Under the conditions of this study, air emission samples were equally as sensitive as oral fluids for the initial detection of PRRSV in recently infected pigs. These findings may inform the design of PRRSV monitoring and surveillance protocols to accurately determine the onset of infection while maintaining high biosecurity measures. Additionally, given that a large proportion of growing pig populations eventually become PRRSV positive, such sites may contribute significantly to the regional viral burden, in turn increasing the risk of introducing PRRSV into nearby breeding herds and perpetuating the infection cycle. These findings may provide guidance and justification for sound biocontainment strategies if regional PRRSV control programmes are to be successful.

AUTHOR CONTRIBUTIONS

Mark Schwartz conceptualised the study. Mark Schwartz, Montserrat Torremorell and Maria Pieters secured funding. Mark Schwartz and Casondra Snow recruited study sites and collected and processed samples. Mark Schwartz and Aaron Rendahl performed data visualisation and analysis. Mark Schwartz drafted the manuscript with critical review and editing by Montserrat Torremorell, Aaron Rendahl and Maria Pieters. All the authors read, revised and approved the final manuscript.
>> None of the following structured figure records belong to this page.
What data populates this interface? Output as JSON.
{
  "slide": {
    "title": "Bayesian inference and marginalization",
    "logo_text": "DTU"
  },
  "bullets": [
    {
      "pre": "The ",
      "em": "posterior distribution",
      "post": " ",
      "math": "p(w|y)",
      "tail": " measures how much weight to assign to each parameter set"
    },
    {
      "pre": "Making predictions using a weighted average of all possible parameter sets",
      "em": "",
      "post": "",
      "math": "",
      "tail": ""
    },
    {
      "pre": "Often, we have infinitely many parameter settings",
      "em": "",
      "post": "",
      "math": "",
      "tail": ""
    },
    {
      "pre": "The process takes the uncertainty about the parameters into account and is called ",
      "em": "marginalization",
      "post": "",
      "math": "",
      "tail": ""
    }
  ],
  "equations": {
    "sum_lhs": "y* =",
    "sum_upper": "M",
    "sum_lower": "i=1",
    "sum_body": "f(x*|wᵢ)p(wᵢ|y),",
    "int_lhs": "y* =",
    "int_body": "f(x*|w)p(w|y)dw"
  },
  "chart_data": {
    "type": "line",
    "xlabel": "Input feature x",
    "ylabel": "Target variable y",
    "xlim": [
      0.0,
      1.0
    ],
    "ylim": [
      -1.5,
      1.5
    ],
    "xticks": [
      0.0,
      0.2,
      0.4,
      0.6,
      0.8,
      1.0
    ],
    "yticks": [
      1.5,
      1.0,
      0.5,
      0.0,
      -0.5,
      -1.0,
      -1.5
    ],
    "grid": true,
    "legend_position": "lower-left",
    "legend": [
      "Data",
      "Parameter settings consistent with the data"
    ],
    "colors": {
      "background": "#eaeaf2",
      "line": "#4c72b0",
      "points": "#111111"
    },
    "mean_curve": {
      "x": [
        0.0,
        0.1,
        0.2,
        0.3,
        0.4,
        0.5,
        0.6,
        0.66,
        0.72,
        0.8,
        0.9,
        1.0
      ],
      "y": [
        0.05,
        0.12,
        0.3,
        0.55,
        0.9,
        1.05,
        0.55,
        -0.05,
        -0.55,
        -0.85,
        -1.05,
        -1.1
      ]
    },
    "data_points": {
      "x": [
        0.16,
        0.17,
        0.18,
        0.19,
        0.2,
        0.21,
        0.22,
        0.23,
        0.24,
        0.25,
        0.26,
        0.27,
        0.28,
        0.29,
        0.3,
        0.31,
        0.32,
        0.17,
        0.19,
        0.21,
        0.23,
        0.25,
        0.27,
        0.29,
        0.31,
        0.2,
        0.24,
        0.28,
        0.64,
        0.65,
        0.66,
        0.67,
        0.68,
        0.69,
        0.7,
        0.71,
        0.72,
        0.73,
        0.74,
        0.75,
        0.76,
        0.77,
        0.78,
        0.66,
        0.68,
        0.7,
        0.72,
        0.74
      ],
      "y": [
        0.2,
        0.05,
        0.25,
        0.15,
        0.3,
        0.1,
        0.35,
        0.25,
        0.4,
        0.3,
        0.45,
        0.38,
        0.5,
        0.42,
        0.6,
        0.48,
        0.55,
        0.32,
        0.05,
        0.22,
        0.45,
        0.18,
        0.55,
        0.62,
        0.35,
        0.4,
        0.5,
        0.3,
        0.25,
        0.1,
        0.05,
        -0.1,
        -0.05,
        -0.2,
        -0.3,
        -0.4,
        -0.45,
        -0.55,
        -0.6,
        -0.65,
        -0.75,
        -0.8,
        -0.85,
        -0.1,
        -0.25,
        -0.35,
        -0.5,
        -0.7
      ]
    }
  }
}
CONFLICT OF INTEREST STATEMENT

The authors declare no conflict of interest regarding the publication of this paper.

ETHICS STATEMENT

The study was approved by, and the procedures were conducted in accordance with, the University of Minnesota Institutional Animal Care and Use Committee (IACUC protocol number 2206-40112A).

DATA AVAILABILITY STATEMENT

All the data generated or analysed during this study are available from the corresponding author upon request.